CD40 is upregulated in the retinas of diabetic mice, drives pro-inflammatory molecule expression, and promotes diabetic retinopathy. The role of CD40 in diabetic retinopathy in humans is unknown. Upregulation of CD40 and its downstream signaling molecules TNF receptor associated factors (TRAFs) is a key feature of CD40-driven inflammatory disorders. We examined the expression of CD40, TRAF2, and TRAF6 as well as pro-inflammatory molecules in retinas from patients with diabetic retinopathy. Posterior poles from patients with diabetic retinopathy and non-diabetic controls were stained with antibodies against von Willebrand factor (labels endothelial cells), cellular retinaldehyde-binding protein (CRALBP), or vimentin (both label Müller cells) plus antibodies against CD40, TRAF2, TRAF6, ICAM-1, CCL2, TNF-α, and/or phospho-Tyr783 phospholipase Cγ1 (PLCγ1).
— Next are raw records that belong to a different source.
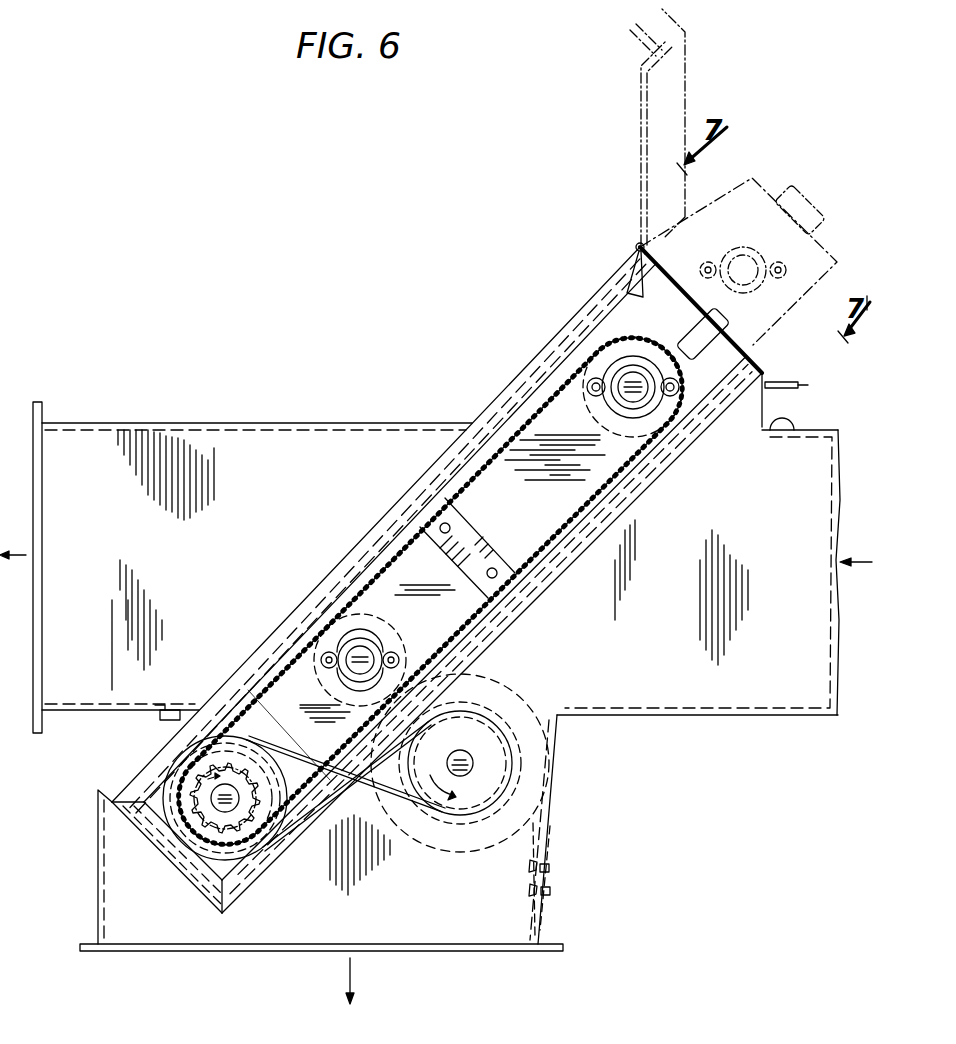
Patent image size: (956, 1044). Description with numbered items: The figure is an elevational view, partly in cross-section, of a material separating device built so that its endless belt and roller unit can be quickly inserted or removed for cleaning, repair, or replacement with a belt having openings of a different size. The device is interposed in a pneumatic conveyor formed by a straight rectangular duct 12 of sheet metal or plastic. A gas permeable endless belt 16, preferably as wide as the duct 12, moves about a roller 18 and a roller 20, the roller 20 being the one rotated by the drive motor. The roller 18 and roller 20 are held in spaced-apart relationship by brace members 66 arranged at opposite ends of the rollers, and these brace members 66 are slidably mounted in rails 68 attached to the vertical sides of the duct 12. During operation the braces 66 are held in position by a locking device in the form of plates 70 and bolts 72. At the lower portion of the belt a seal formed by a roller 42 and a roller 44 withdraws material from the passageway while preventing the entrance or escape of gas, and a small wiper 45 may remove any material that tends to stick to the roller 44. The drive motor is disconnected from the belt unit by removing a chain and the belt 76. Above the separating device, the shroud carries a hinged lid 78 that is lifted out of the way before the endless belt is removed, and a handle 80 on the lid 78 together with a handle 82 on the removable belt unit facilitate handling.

The duct 12 is at (208, 568).
The endless belt 16 is at (703, 392).
The roller 18 is at (612, 408).
The roller 20 is at (256, 748).
The roller 42 is at (386, 626).
The roller 44 is at (467, 824).
The wiper 45 is at (540, 827).
The brace member 66 is at (545, 508).
The rail 68 is at (343, 570).
The plate 70 is at (478, 530).
The bolt 72 is at (486, 576).
The belt 76 is at (339, 797).
The hinged lid 78 is at (640, 126).
The handle 80 is at (632, 54).
The handle 82 is at (818, 214).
Sections were analyzed by confocal microscopy. CD40 expression was increased in endothelial and Müller cells from patients with diabetic retinopathy. CD40 was co-expressed with ICAM-1 in endothelial cells and with CCL2 in Müller cells. TNF-α was detected in retinal cells from these patients, but these cells lacked endothelial/Müller cell markers. CD40 in Müller cells from patients with diabetic retinopathy co-expressed activated phospholipase Cγ1, a molecule that induces TNF-α expression in myeloid cells in mice. CD40 upregulation in endothelial cells and Müller cells from patients with diabetic retinopathy was accompanied by TRAF2 and TRAF6 upregulation. CD40, TRAF2, and TRAF6 are upregulated in patients with diabetic retinopathy. CD40 associates with expression of pro-inflammatory molecules. These findings suggest that CD40-TRAF signaling may promote pro-inflammatory responses in the retinas of patients with diabetic retinopathy.